Just a very short note on friday's wine - coz that's all it deserves. How this wine made the WS "Top 100" list is a mystery to me. Greg Norman should stick to golf because his 2002 Limestone Coast Shiraz is just "OK" and a complete rip-off at $24 a bottle. This is a medium bodied very average quaffer. At least it is better than the bubble-gum like 2004 Rosemount Diamond Label Shiraz which we re-tried (poor Joel had a bottle left over) and once again rated as crap and very over-rated at $18 a bottle.

Spanish Feast

Burp. That's how my stomach still feels after last nights feast. The premise was simple - Jimmy and I supply the wine we bought in Spain last year, Joel brings a few Spanish bottles from his collection, Koko and I act as chefs for the night and eight people get stuck in trying the wines out. 12 bottles later the verdict is in - there are 11 good wines and one "wow". And unfortunately there is only an extremely low chance you will get to taste it - you will likely have to travel to the vineyard and beg the owner for a bottle (or two...).

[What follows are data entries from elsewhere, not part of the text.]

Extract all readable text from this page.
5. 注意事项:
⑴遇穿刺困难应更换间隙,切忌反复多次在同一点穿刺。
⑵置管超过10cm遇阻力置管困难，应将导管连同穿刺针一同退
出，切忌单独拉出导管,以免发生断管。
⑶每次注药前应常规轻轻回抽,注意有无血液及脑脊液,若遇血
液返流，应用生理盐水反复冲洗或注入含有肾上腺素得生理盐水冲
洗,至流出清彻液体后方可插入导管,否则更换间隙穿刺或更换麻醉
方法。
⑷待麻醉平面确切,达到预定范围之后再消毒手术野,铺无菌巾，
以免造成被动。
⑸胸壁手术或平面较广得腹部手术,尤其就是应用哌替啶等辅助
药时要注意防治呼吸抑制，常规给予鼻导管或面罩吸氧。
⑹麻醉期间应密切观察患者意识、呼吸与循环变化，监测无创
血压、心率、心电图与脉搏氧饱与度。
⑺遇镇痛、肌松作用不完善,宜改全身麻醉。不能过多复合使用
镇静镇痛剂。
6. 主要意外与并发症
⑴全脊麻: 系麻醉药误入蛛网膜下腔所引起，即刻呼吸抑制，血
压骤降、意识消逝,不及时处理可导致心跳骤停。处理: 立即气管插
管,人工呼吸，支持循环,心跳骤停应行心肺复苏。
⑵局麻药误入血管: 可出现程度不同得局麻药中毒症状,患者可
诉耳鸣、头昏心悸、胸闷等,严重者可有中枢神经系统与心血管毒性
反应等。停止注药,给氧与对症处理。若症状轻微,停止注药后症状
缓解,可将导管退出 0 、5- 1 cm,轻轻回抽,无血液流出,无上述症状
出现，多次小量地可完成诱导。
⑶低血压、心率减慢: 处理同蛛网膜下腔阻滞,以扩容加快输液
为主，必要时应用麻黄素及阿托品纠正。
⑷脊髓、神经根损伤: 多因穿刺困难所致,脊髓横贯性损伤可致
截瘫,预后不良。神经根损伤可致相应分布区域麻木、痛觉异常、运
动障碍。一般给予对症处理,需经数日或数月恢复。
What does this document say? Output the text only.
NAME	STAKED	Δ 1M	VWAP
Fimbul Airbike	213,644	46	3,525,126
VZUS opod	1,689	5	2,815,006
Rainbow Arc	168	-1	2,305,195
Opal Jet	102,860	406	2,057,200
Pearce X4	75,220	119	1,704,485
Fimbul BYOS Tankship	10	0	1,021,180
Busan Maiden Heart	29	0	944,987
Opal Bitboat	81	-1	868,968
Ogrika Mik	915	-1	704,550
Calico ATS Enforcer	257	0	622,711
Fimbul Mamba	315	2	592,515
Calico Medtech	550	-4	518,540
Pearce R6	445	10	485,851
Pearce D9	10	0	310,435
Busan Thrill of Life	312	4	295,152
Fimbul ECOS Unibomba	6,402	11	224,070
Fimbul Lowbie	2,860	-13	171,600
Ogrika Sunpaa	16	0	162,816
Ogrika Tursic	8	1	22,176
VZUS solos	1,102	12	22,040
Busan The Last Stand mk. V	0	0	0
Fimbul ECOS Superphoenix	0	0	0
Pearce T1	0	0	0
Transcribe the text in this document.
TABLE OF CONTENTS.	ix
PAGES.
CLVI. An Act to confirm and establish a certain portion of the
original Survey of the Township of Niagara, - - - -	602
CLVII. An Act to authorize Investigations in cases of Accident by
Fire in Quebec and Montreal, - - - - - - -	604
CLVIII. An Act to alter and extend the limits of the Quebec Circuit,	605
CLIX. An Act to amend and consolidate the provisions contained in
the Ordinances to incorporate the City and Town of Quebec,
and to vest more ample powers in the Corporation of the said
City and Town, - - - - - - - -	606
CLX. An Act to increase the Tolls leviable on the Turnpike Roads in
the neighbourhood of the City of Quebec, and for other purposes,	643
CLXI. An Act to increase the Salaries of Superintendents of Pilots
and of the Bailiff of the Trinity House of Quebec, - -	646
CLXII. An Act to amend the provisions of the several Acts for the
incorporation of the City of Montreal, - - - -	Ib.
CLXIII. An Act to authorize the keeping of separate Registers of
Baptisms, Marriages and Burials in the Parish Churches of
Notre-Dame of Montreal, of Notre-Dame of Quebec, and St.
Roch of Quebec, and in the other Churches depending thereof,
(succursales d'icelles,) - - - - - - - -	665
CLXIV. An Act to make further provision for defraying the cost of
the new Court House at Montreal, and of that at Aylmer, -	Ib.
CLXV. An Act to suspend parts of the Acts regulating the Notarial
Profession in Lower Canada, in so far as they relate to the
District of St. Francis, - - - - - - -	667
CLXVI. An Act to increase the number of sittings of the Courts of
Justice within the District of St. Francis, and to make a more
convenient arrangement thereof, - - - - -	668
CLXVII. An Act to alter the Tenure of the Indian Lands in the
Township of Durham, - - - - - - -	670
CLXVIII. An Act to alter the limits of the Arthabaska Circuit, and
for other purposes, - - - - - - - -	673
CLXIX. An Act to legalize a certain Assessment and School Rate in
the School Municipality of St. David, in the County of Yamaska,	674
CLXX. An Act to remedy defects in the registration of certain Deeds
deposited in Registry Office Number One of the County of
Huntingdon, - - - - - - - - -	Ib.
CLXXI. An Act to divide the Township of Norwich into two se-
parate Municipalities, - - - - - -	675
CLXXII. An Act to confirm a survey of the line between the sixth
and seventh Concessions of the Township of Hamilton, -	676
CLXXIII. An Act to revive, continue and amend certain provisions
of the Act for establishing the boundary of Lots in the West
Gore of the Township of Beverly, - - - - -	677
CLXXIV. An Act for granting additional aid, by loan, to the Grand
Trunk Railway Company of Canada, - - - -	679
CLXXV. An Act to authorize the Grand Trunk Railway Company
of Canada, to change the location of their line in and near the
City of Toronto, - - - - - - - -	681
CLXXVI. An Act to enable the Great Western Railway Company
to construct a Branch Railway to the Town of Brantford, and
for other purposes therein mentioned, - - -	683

The Bodegas Gutierrez de la Vega, Vina Ulises, Cosecha Grana, 1999 was the first WOW of the year. And it will be a hard one to beat. Gorgeous aromas waft from the carafe, it is full bodied, meaty, plush, tannic, oaky and I wish I could have had more. This is a boutique winery in Alicante (and you'll never see a wine from this appelation in Canada), Jimmy met the owner and had lunch with him, together with some German negotiants on a search spree who wanted to buy his whole inventory! Thankfully Jimmy managed to finagle a few bottles back to Quebec. Now, this wine is an absolute bargain in the $20-30 range in Spain, but this would cost $75-100 here if it was available. More reason to re-visit Spain!!!